Anggota tim tersebut yaitu :
1) Sutradara, orang yang bertanggung jawab atas semua aspek
manajemen dan artistik dari sebuah produksi.
2) Operator, mempersiapkan peralatan rekam dan bertanggung
jawab atas hasil perekaman.
3) Teknisi, mengontrol dan memastikan semua peralatan dalam
keadaan siap pakai.
4) Penata musik, mempersiapkan musik dan sound
effect sesuai dengan naskah.
5) Editor,
melakukan koreksi terhadap hasil rekaman dan melakukan mixing tutur
( dialog / drama ) dengan musik dan sound effect yang
diperlukan sesuai naskah.
b) Rembug Naskah (Script Conference)
Setelah Sutradara menerima dan
mempelajari, kemudian dilakukan rembug naskah dengan penulis naskah, ahli
materi dan ahli media. Rembug naskah diperlukan untuk menyamakan persepsi
pemahaman terhadap naskah, sehingga apabila diproduksi tidak terjadi kesalahan
yang fatal.
c) Pemilihan Pemain (Casting)
Setelah rembug naskah dilakukan,
langkah selanjutnya yaitu pemilihan pemain. Pemain disini adalah orang yang
akan memerankan tokoh dalam naskah. Pemilihan pemain yang baik, sesuai dengan karakter
tokoh yang dituntut dalam naskah akan membuat media audio bagus dan menarik.
d) Latihan
Kering
Latihan kering maksudnya, para
pemain diberi kesempatan untuk mempelajari naskah dan berlatih sebelum rekaman,
agar mereka benar-benar paham akan isi pesan, alur cerita dan peran
masing-masing dalam naskah tersebut. Hal ini untuk menghindari banyak kesalahan
pada saat rekaman.
e) Rekaman(Recording)
Rekaman adalah proses pengambilan
suara dari masing-masing pemain. Sutradara adalah pengendali sepenuhnya
jalannya rekaman. Sutradara bertanggung jawab atas kualitas hasil rekaman.
3. Tahap Pasca Produksi
Setelah produksi selesai dilakukan,
tahap selanjutnya yaitu pasca produksi. Kegiatan pasca produksi langkah-langkah
yang sebaiknya dilakukan, yaitu:
a) Editing dan Mixing
Editing: maksudnya adalah membuang atau memotong
kata-kata salah yang dianggap tidak perlu atau juga menambah
efek, misalnya echo. Mixing: maksudnya
mencampur atau menambah musik, background, dan sound effect sehingga
media audio lebih terkesan menarik.
b) Preview
Preview adalah kegiatan evaluasi
terhadap hasil produksi. Preview ini dilakukan oleh tim yang melibatkan
pengkaji materi, pengkaji media, dan sutradara sebagai penanggung jawab produksinya.

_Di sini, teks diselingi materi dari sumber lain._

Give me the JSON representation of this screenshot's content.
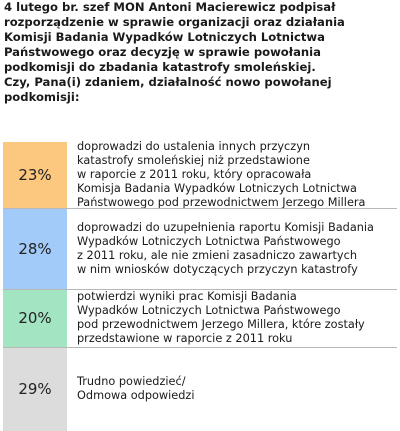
{
  "question": "4 lutego br. szef MON Antoni Macierewicz podpisał\nrozporządzenie w sprawie organizacji oraz działania\nKomisji Badania Wypadków Lotniczych Lotnictwa\nPaństwowego oraz decyzję w sprawie powołania\npodkomisji do zbadania katastrofy smoleńskiej.\nCzy, Pana(i) zdaniem, działalność nowo powołanej\npodkomisji:",
  "chart_data": {
    "type": "bar",
    "orientation": "stacked-vertical",
    "categories": [
      "doprowadzi do ustalenia innych przyczyn\nkatastrofy smoleńskiej niż przedstawione\nw raporcie z 2011 roku, który opracowała\nKomisja Badania Wypadków Lotniczych Lotnictwa\nPaństwowego pod przewodnictwem Jerzego Millera",
      "doprowadzi do uzupełnienia raportu Komisji Badania\nWypadków Lotniczych Lotnictwa Państwowego\nz 2011 roku, ale nie zmieni zasadniczo zawartych\nw nim wniosków dotyczących przyczyn katastrofy",
      "potwierdzi wyniki prac Komisji Badania\nWypadków Lotniczych Lotnictwa Państwowego\npod przewodnictwem Jerzego Millera, które zostały\nprzedstawione w raporcie z 2011 roku",
      "Trudno powiedzieć/\nOdmowa odpowiedzi"
    ],
    "values": [
      23,
      28,
      20,
      29
    ],
    "value_labels": [
      "23%",
      "28%",
      "20%",
      "29%"
    ],
    "colors": [
      "#fcc77e",
      "#a3cbf9",
      "#a3e4c2",
      "#dcdcdc"
    ]
  }
}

Evaluasi terhadap hasil produksi ini ditinjau dari segi materi dan media. Dari
segi materi misalnya ketepatan pengucapan. Tinjauan media, misalnya ketepatan
penggunaan musik, efek suara (sound effect), kualitas suara, meliputi
ada tidaknya noise, kestabilan volume. Jika hasil produksi belum
dinyatakan layak, maka harus dilakukan perbaikan sesuai dengan masukan tim
preview
c) Pembuatan Master Audio Pembelajaran (Mastering)
Menyimpan
atau merekam hasil produksi media audio pembelajaran ini dalam kaset, CD, atau
media penyimpanan lainnya. Master media audio pembelajaran ini yang kemudian
akan dijadikan master jika diperlukan penggandaan.